また、ロビーでは、さふらん会のクッキーの産直販売をしています。さふらん会というのは、名古屋教会の祈りから生まれた知的障碍者の施設です。CSに通っていた子どもが、中学校を卒業してからのことを祈りはじめた教会の有志の人がいて、最初は二人だけの施設で始まりました。その後4年目には、定員30人のさふらん生活園という授産施設を建てると同時に、社会福祉法人さふらん会ができ、それから35年が経ちました。今はパートを含めると120人以上が働く社会福祉事業所となっています。
今、さふらん会が抱えている課題の一つは高齢化対策です。35年以上経ちましたので、入ってきたときに中学卒業した子どもらも、今は50歳を過ぎています。亡くなられる親御さんも増えてきました。先日もあるお母さんと話をする機会がありましたが、どれだけ年を取っても、子育て奮闘中というばかりに、子どもへの心配が尽きない様子でした。また、ずっと息子さんの将来を心配されていたお父さんが、4月に亡くなられました。お父様の死をきっかけに、息子さんはホームに入られることになりましたが、これで7つのホームすべてが満室になってしまいました。これから新しく建てるのか、どうするのか、課題は山積しています。

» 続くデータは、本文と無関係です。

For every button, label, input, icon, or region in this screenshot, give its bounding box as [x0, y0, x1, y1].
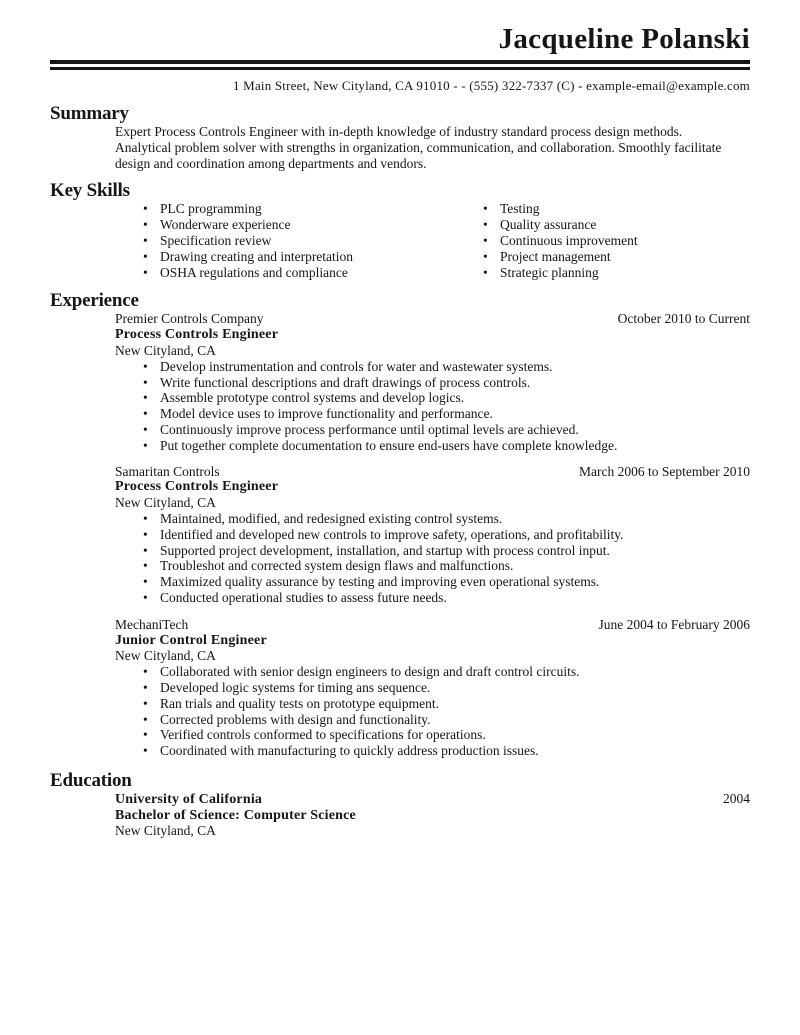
skill-item: • Strategic planning — [455, 265, 638, 281]
skills-column-left — [115, 201, 455, 280]
job-bullets — [115, 359, 750, 454]
education-heading: Education — [50, 769, 132, 791]
summary-text: Expert Process Controls Engineer with in-depth knowledge of industry standard process design methods. Analytical problem solver with strengths in organization, communication, and collaboration. Smoothly facilitate design and coordination among departments and vendors. — [115, 124, 722, 171]
summary-heading: Summary — [50, 103, 129, 124]
section-education — [50, 771, 750, 839]
skill-item: • Quality assurance — [455, 217, 638, 233]
section-key-skills — [50, 181, 750, 280]
graduation-year: 2004 — [723, 790, 750, 806]
bullet-item: • Developed logic systems for timing ans sequence. — [115, 680, 750, 696]
job-dates: June 2004 to February 2006 — [598, 616, 750, 632]
experience-heading: Experience — [50, 290, 139, 312]
bullet-item: • Ran trials and quality tests on prototype equipment. — [115, 696, 750, 712]
bullet-item: • Collaborated with senior design engineers to design and draft control circuits. — [115, 664, 750, 680]
school-name: University of California — [115, 791, 263, 807]
job-dates: March 2006 to September 2010 — [579, 463, 750, 479]
bullet-item: • Coordinated with manufacturing to quickly address production issues. — [115, 743, 750, 759]
bullet-item: • Identified and developed new controls to improve safety, operations, and profitability. — [115, 527, 750, 543]
job-title: Process Controls Engineer — [115, 479, 279, 495]
key-skills-heading: Key Skills — [50, 180, 130, 202]
job-bullets — [115, 664, 750, 759]
bullet-item: • Model device uses to improve functionality and performance. — [115, 406, 750, 422]
skill-item: • Project management — [455, 249, 638, 265]
candidate-name: Jacqueline Polanski — [498, 23, 750, 55]
job-dates: October 2010 to Current — [617, 311, 750, 327]
contact-line: 1 Main Street, New Cityland, CA 91010 - - (555) 322-7337 (C) - example-email@example.com — [233, 78, 750, 93]
bullet-item: • Verified controls conformed to specifications for operations. — [115, 727, 750, 743]
job-bullets — [115, 511, 750, 606]
skill-item: • PLC programming — [115, 201, 455, 217]
job-location: New Cityland, CA — [115, 495, 216, 511]
header-double-rule — [50, 60, 750, 70]
skill-item: • Drawing creating and interpretation — [115, 249, 455, 265]
bullet-item: • Supported project development, installation, and startup with process control input. — [115, 543, 750, 559]
company-name: Premier Controls Company — [115, 311, 264, 327]
job-title: Junior Control Engineer — [115, 632, 267, 648]
education-entry — [115, 791, 750, 839]
skills-columns — [115, 201, 750, 280]
skill-item: • OSHA regulations and compliance — [115, 265, 455, 281]
bullet-item: • Write functional descriptions and draft drawings of process controls. — [115, 375, 750, 391]
job-header — [115, 311, 750, 327]
school-location: New Cityland, CA — [115, 823, 216, 839]
education-header — [115, 791, 750, 808]
bullet-item: • Corrected problems with design and functionality. — [115, 712, 750, 728]
skill-item: • Specification review — [115, 233, 455, 249]
skill-item: • Wonderware experience — [115, 217, 455, 233]
bullet-item: • Put together complete documentation to ensure end-users have complete knowledge. — [115, 438, 750, 454]
bullet-item: • Maximized quality assurance by testing and improving even operational systems. — [115, 574, 750, 590]
job-header — [115, 617, 750, 633]
bullet-item: • Conducted operational studies to assess future needs. — [115, 590, 750, 606]
company-name: MechaniTech — [115, 616, 189, 632]
bullet-item: • Troubleshot and corrected system design flaws and malfunctions. — [115, 558, 750, 574]
bullet-item: • Develop instrumentation and controls for water and wastewater systems. — [115, 359, 750, 375]
job-header — [115, 464, 750, 480]
skills-column-right — [455, 201, 638, 280]
job-entry — [115, 464, 750, 606]
skill-item: • Testing — [455, 201, 638, 217]
job-entry — [115, 311, 750, 453]
bullet-item: • Assemble prototype control systems and develop logics. — [115, 390, 750, 406]
section-summary — [50, 104, 750, 171]
section-experience — [50, 291, 750, 759]
job-location: New Cityland, CA — [115, 648, 216, 664]
bullet-item: • Maintained, modified, and redesigned existing control systems. — [115, 511, 750, 527]
job-entry — [115, 617, 750, 759]
job-location: New Cityland, CA — [115, 342, 216, 358]
degree: Bachelor of Science: Computer Science — [115, 807, 356, 823]
job-title: Process Controls Engineer — [115, 327, 279, 343]
company-name: Samaritan Controls — [115, 463, 220, 479]
skill-item: • Continuous improvement — [455, 233, 638, 249]
bullet-item: • Continuously improve process performance until optimal levels are achieved. — [115, 422, 750, 438]
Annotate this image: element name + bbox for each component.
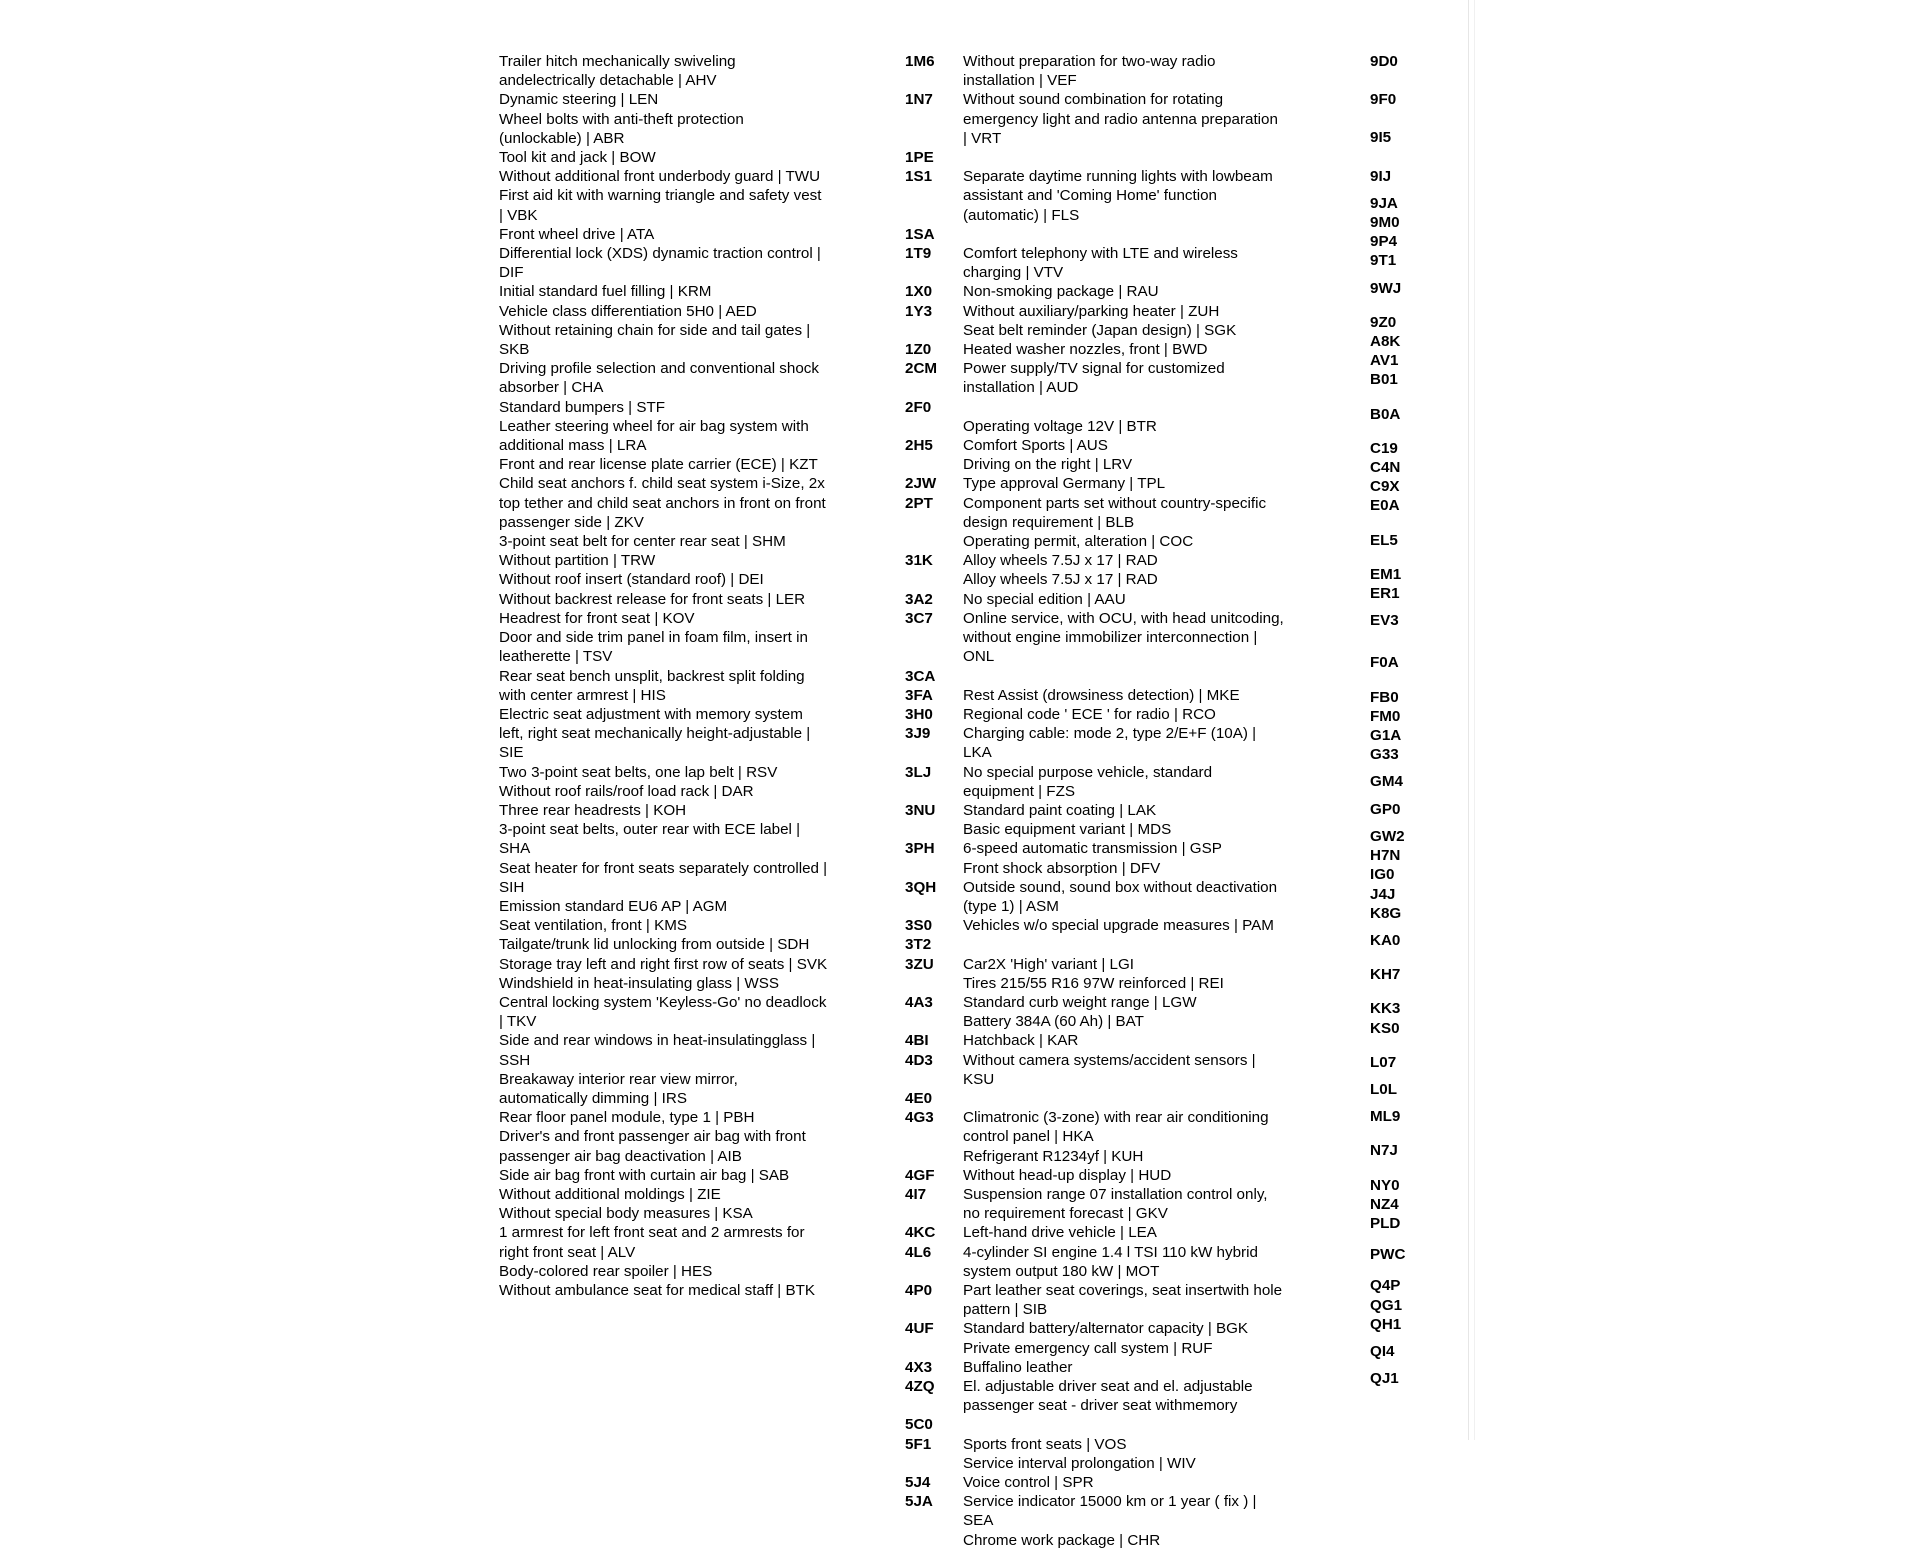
option-code: 4GF: [905, 1166, 935, 1184]
option-code: A8K: [1370, 333, 1401, 351]
option-code: 9WJ: [1370, 279, 1402, 297]
list-item: Body-colored rear spoiler | HES: [499, 1262, 713, 1280]
option-description: Part leather seat coverings, seat insertwith hole pattern | SIB: [963, 1282, 1283, 1319]
list-item: Windshield in heat-insulating glass | WSS: [499, 974, 779, 992]
option-description: Sports front seats | VOS: [963, 1435, 1127, 1453]
list-item: Child seat anchors f. child seat system i-Size, 2x top tether and child seat anchors in front on front passenger side | ZKV: [499, 475, 826, 531]
list-item: Driving profile selection and conventional shock absorber | CHA: [499, 360, 819, 397]
table-row: [905, 993, 1285, 1012]
option-code: EL5: [1370, 531, 1398, 549]
table-row: [905, 1281, 1285, 1319]
option-code: 5F1: [905, 1435, 932, 1453]
table-row: [905, 1339, 1285, 1358]
option-description: Online service, with OCU, with head unitcoding, without engine immobilizer interconnection | ONL: [963, 609, 1284, 666]
option-code: G1A: [1370, 727, 1402, 745]
table-row: [905, 839, 1285, 858]
table-row: [905, 974, 1285, 993]
option-description: Buffalino leather: [963, 1358, 1073, 1376]
table-row: [905, 1051, 1285, 1089]
option-code: 1Y3: [905, 302, 933, 320]
option-code: 4UF: [905, 1320, 934, 1338]
option-description: Private emergency call system | RUF: [963, 1339, 1213, 1357]
table-row: [905, 340, 1285, 359]
option-code: 3S0: [905, 917, 933, 935]
option-description: Without camera systems/accident sensors | KSU: [963, 1051, 1256, 1088]
list-item: Breakaway interior rear view mirror, automatically dimming | IRS: [499, 1070, 738, 1107]
option-code: 3PH: [905, 840, 935, 858]
list-item: Storage tray left and right first row of seats | SVK: [499, 955, 828, 973]
option-description: Comfort Sports | AUS: [963, 437, 1108, 455]
table-row: [905, 494, 1285, 532]
option-code: 1T9: [905, 245, 932, 263]
option-code: 4D3: [905, 1051, 933, 1069]
option-description: Front shock absorption | DFV: [963, 859, 1161, 877]
list-item: Without roof insert (standard roof) | DEI: [499, 571, 764, 589]
table-row: [905, 1454, 1285, 1473]
option-description: Seat belt reminder (Japan design) | SGK: [963, 321, 1237, 339]
option-description: Basic equipment variant | MDS: [963, 821, 1172, 839]
option-code: QH1: [1370, 1315, 1402, 1333]
option-description: Comfort telephony with LTE and wireless charging | VTV: [963, 245, 1238, 282]
list-item: Rear seat bench unsplit, backrest split folding with center armrest | HIS: [499, 667, 805, 704]
option-code: 4G3: [905, 1109, 934, 1127]
option-code: 4ZQ: [905, 1378, 935, 1396]
option-description: Car2X 'High' variant | LGI: [963, 955, 1134, 973]
option-code: J4J: [1370, 885, 1396, 903]
option-description: Operating permit, alteration | COC: [963, 533, 1194, 551]
option-code: 9Z0: [1370, 313, 1397, 331]
table-row: [905, 1089, 1285, 1108]
table-row: [905, 1147, 1285, 1166]
list-item: Dynamic steering | LEN: [499, 91, 659, 109]
option-code: ER1: [1370, 585, 1400, 603]
option-code: 5J4: [905, 1474, 931, 1492]
option-code: 3NU: [905, 801, 936, 819]
list-item: Side and rear windows in heat-insulatingglass | SSH: [499, 1032, 816, 1069]
option-code: 3ZU: [905, 955, 934, 973]
list-item: Driver's and front passenger air bag with front passenger air bag deactivation | AIB: [499, 1128, 806, 1165]
option-description: Service interval prolongation | WIV: [963, 1454, 1196, 1472]
option-code: IG0: [1370, 866, 1395, 884]
option-code: KH7: [1370, 966, 1401, 984]
option-code: 31K: [905, 552, 933, 570]
table-row: [905, 282, 1285, 301]
table-row: [905, 1319, 1285, 1338]
option-code: 4E0: [905, 1089, 933, 1107]
option-description: Tires 215/55 R16 97W reinforced | REI: [963, 974, 1224, 992]
list-item: Without partition | TRW: [499, 552, 656, 570]
table-row: [905, 1473, 1285, 1492]
option-code: GW2: [1370, 827, 1405, 845]
option-code: GM4: [1370, 773, 1403, 791]
table-row: [905, 570, 1285, 589]
table-row: [905, 1377, 1285, 1415]
option-code: 9D0: [1370, 53, 1398, 70]
option-code: KS0: [1370, 1019, 1400, 1037]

子育てというのは、子どもが生まれたときから、幼稚園、小学校、中学、高校はもとより、場合によっては死ぬまで続きます。それだけ長いスパンでとらえることかもしれません。
最後に「わたしは植え、アポロは水を注いだ。しかし、成長させてくださったのは神です」という聖書の言葉についてお話ししたいと思います。ここにある「わたし」とは、キリスト教を最初にヨーロッパに伝えて、教会を建てたパウロのことです。パウロはコリントにとどまらず、アポロに教会のことを任せました。ところが、人間の集団には派閥というのがどこでも起きることですが、コリント教会の中で、パウロ先生とアポロ先生のどちらがえらいか。そんな争いが起こっていることがパウロに知らされて、パウロはこういうことを書いたのです。
お世話になった人を特別に感じるのは、人としては自然な感情なのかもしれません。けれども、パウロにしてもアポロにしても、神様のために働いただけであって、ほめたたえられるべきは、わたしやアポロをあなたがたのもとに遣わしてくださった神以外にないのだと。そのことを、「わたしは植え、アポロは水を注いだ。しかし、成長させてくださったのは神です。ですから、大切なのは、植える者でも水を注ぐ者でもなく、成長させてくださる神です」という言葉で伝えたのです。
わたしも3人の子どもが与えられ、それぞれ独立しましたが、子育てをしたという感覚はありません。妻はそうではないと思いますが、根本のところで、この子どもたちは神様から預けられた者であり、神様が育ててくださるという安心感があり、子どもたちの様子を見ていると、それが伝わったのかもしれないと思いもしています。
草花に水をやることは必要ですが、やりすぎれば根は枯れてしまいます。植え方も浅すぎても、深すぎても上手くいかない。失敗もします。草花の場合は、その失敗が次に生かされます。子育てもそうなのです。親が失敗したと思っても、取り返しがつかなくなるということはありません。そのように思うこと自体が傲慢です。自分だけの力で育てているのではないのですから。今はたいへんだとしても、一生は長いのです。子どものほうがそれをちゃんと取り返すことがあります。
自分に力はなくても、失敗しても、神様がこの子を育ててくださっている。それが心のゆとりにも通じるのではないでしょうか。幼稚園も、学童も、さふらんも、建ててくださったのは神様です。今も根本のところでそれが息づいているのです。